[<prev] [next>] [<thread-prev] [thread-next>] [day] [month] [year] [list]
Message-ID: <4F96E1EB.1030407@redhat.com>
Date: Tue, 24 Apr 2012 14:24:59 -0300
From: Mauro Carvalho Chehab <mchehab@...hat.com>
To: Borislav Petkov <bp@...64.org>
CC: Tony Luck <tony.luck@...el.com>,
Linux Edac Mailing List <linux-edac@...r.kernel.org>,
Linux Kernel Mailing List <linux-kernel@...r.kernel.org>,
Doug Thompson <norsk5@...oo.com>
Subject: Re: [EDAC PATCH v13 6/7] edac.h: Prepare to handle with generic layers
Em 24-04-2012 13:27, Borislav Petkov escreveu:
> On Tue, Apr 24, 2012 at 11:24:03AM -0300, Mauro Carvalho Chehab wrote:
>> Yes (well, except that Nehalem has also a concept of "virtual channel", so
>> calling it "virtual" can mislead into a different view).
>
> No, it cannot. It is a very simple question: Am I looking at virtual
> slots/channels or not, when I'm looking at edac-ctl output?

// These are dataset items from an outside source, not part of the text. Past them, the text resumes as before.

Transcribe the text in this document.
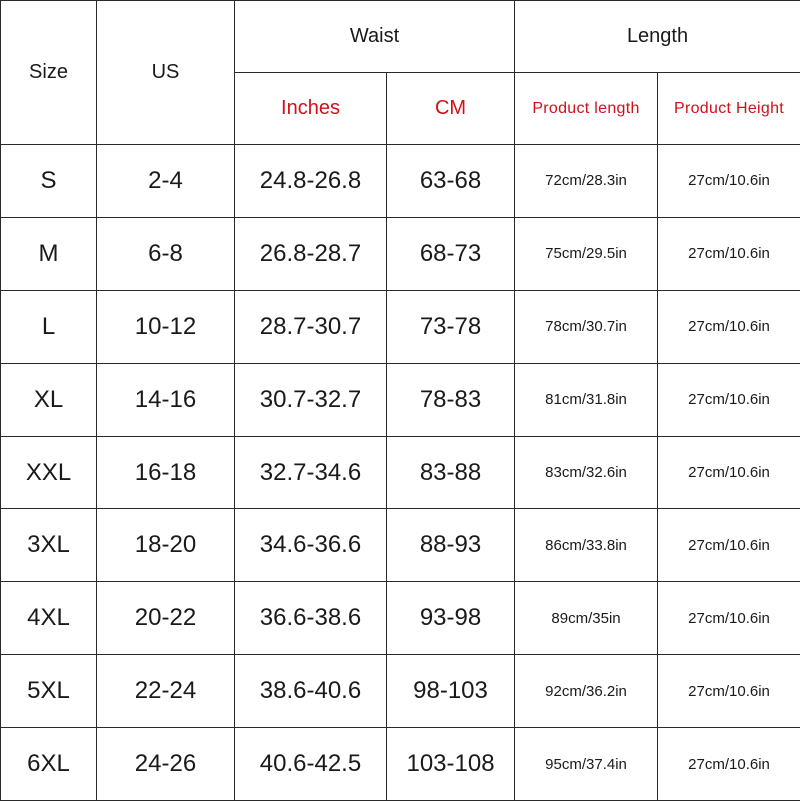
Size	US	Waist		Length	
		Inches	CM	Product length	Product Height
S	2-4	24.8-26.8	63-68	72cm/28.3in	27cm/10.6in
M	6-8	26.8-28.7	68-73	75cm/29.5in	27cm/10.6in
L	10-12	28.7-30.7	73-78	78cm/30.7in	27cm/10.6in
XL	14-16	30.7-32.7	78-83	81cm/31.8in	27cm/10.6in
XXL	16-18	32.7-34.6	83-88	83cm/32.6in	27cm/10.6in
3XL	18-20	34.6-36.6	88-93	86cm/33.8in	27cm/10.6in
4XL	20-22	36.6-38.6	93-98	89cm/35in	27cm/10.6in
5XL	22-24	38.6-40.6	98-103	92cm/36.2in	27cm/10.6in
6XL	24-26	40.6-42.5	103-108	95cm/37.4in	27cm/10.6in
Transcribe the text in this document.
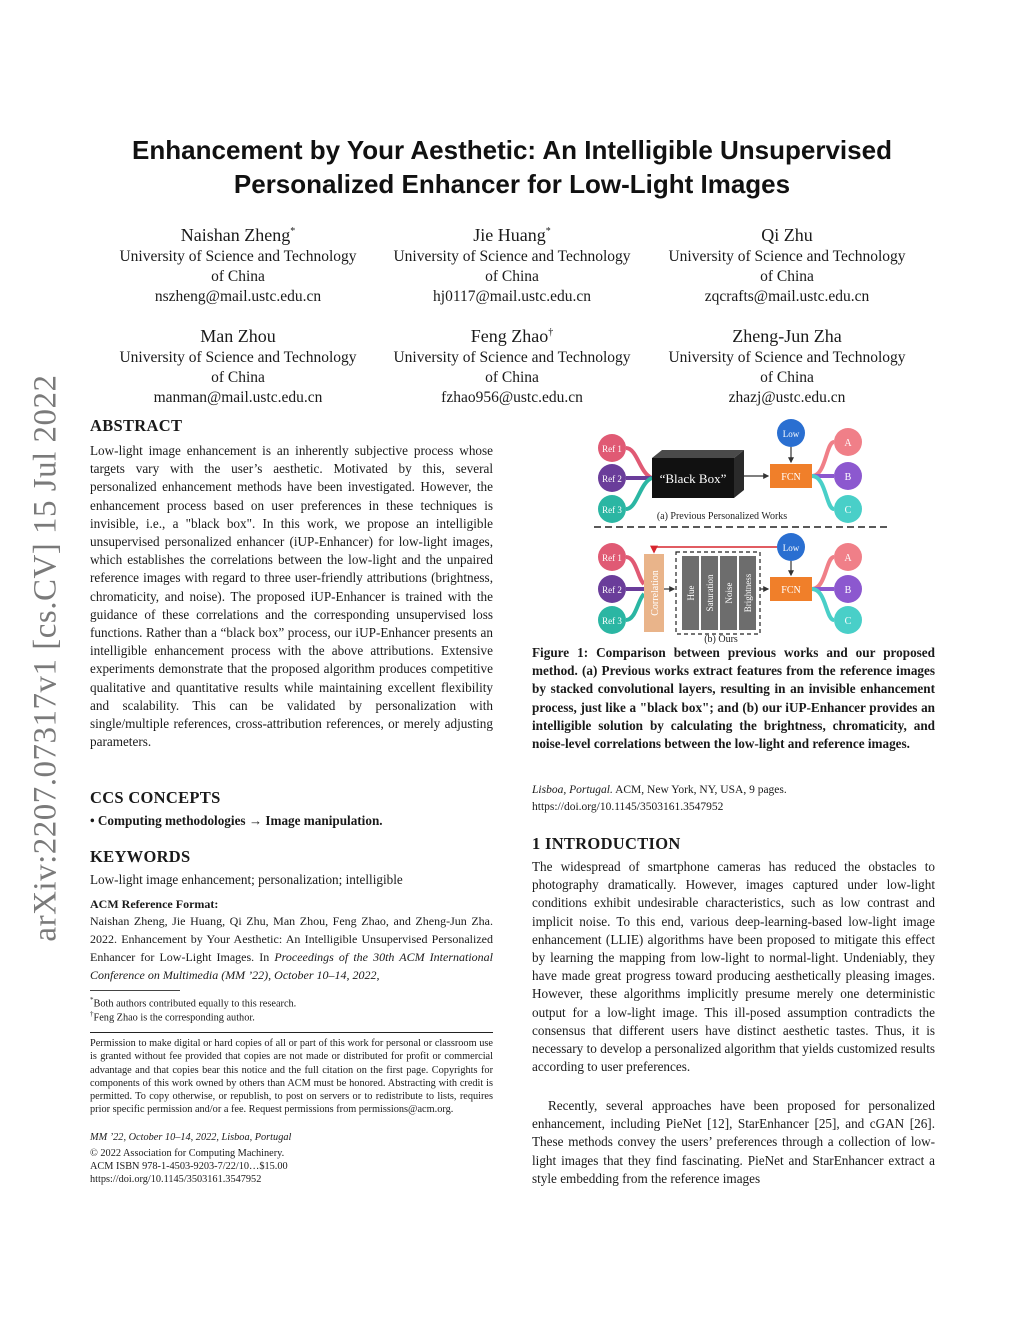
Enhancement by Your Aesthetic: An Intelligible Unsupervised
Personalized Enhancer for Low-Light Images
Naishan Zheng*
University of Science and Technology
of China
nszheng@mail.ustc.edu.cn
Jie Huang*
University of Science and Technology
of China
hj0117@mail.ustc.edu.cn
Qi Zhu
University of Science and Technology
of China
zqcrafts@mail.ustc.edu.cn
Man Zhou
University of Science and Technology
of China
manman@mail.ustc.edu.cn
Feng Zhao†
University of Science and Technology
of China
fzhao956@ustc.edu.cn
Zheng-Jun Zha
University of Science and Technology
of China
zhazj@ustc.edu.cn
arXiv:2207.07317v1 [cs.CV] 15 Jul 2022 ABSTRACT
Low-light image enhancement is an inherently subjective process whose targets vary with the user’s aesthetic. Motivated by this, several personalized enhancement methods have been investigated. However, the enhancement process based on user preferences in these techniques is invisible, i.e., a "black box". In this work, we propose an intelligible unsupervised personalized enhancer (iUP-Enhancer) for low-light images, which establishes the correlations between the low-light and the unpaired reference images with regard to three user-friendly attributions (brightness, chromaticity, and noise). The proposed iUP-Enhancer is trained with the guidance of these correlations and the corresponding unsupervised loss functions. Rather than a “black box” process, our iUP-Enhancer presents an intelligible enhancement process with the above attributions. Extensive experiments demonstrate that the proposed algorithm produces competitive qualitative and quantitative results while maintaining excellent flexibility and scalability. This can be validated by personalization with single/multiple references, cross-attribution references, or merely adjusting parameters.
CCS CONCEPTS
• Computing methodologies → Image manipulation.
KEYWORDS
Low-light image enhancement; personalization; intelligible
ACM Reference Format:
Naishan Zheng, Jie Huang, Qi Zhu, Man Zhou, Feng Zhao, and Zheng-Jun Zha. 2022. Enhancement by Your Aesthetic: An Intelligible Unsupervised Personalized Enhancer for Low-Light Images. In Proceedings of the 30th ACM International Conference on Multimedia (MM ’22), October 10–14, 2022,
*Both authors contributed equally to this research.
†Feng Zhao is the corresponding author.
Permission to make digital or hard copies of all or part of this work for personal or classroom use is granted without fee provided that copies are not made or distributed for profit or commercial advantage and that copies bear this notice and the full citation on the first page. Copyrights for components of this work owned by others than ACM must be honored. Abstracting with credit is permitted. To copy otherwise, or republish, to post on servers or to redistribute to lists, requires prior specific permission and/or a fee. Request permissions from permissions@acm.org.
MM ’22, October 10–14, 2022, Lisboa, Portugal
© 2022 Association for Computing Machinery.
ACM ISBN 978-1-4503-9203-7/22/10…$15.00
https://doi.org/10.1145/3503161.3547952
Ref 1
Ref 2
Ref 3
“Black Box”	FCN
Low
A
B
C
(a) Previous Personalized Works
Ref 1
Ref 2
Ref 3
Correlation	Hue Saturation Noise Brightness	FCN
Low
A
B
C
(b) Ours
Figure 1: Comparison between previous works and our proposed method. (a) Previous works extract features from the reference images by stacked convolutional layers, resulting in an invisible enhancement process, just like a "black box"; and (b) our iUP-Enhancer provides an intelligible solution by calculating the brightness, chromaticity, and noise-level correlations between the low-light and reference images.
Lisboa, Portugal. ACM, New York, NY, USA, 9 pages. https://doi.org/10.1145/3503161.3547952
1 INTRODUCTION
The widespread of smartphone cameras has reduced the obstacles to photography dramatically. However, images captured under low-light conditions exhibit undesirable characteristics, such as low contrast and implicit noise. To this end, various deep-learning-based low-light image enhancement (LLIE) algorithms have been proposed to mitigate this effect by learning the mapping from low-light to normal-light. Undeniably, they have made great progress toward producing aesthetically pleasing images. However, these algorithms implicitly presume merely one deterministic output for a low-light image. This ill-posed assumption contradicts the consensus that different users have distinct aesthetic tastes. Thus, it is necessary to develop a personalized algorithm that yields customized results according to user preferences.
Recently, several approaches have been proposed for personalized enhancement, including PieNet [12], StarEnhancer [25], and cGAN [26]. These methods convey the users’ preferences through a collection of low-light images that they find fascinating. PieNet and StarEnhancer extract a style embedding from the reference images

It is showing physical slots/channels at edac-ctl output.
> [..]
>
>>> I hope you can understand my confusion now:
>>>
>>> On the one hand, there are the physical slots where the DIMMs are
>>> sticked into.
>>>
>>> OTOH, there are the slots==ranks which the memory controllers use to
>>> talk to the DIMMs.
>>
>> This only applies to amd64 and other csrows-based memory controllers.
>>
>> A memory controller like the one at Nehalem abstracts csrows (I suspect
>> that they have internally something functionally similar to a FB-DIMM
>> AMB internally). They do memory interleaving between the memory channels
>> in order to produce a cachesize bigger than 64 bits, but they don't
>
> You mean cacheline here.
Yes. Sorry for the typo.
>> actually care about how many ranks are there on each DIMM.
>
> This cannot be right - you need the chip select to talk to a rank.
> This is basic DDR functionality.
Yes, but this seems to be hidden on some lower level layer on their hardware.
The rank information is only an information inside their per-DIMM registers.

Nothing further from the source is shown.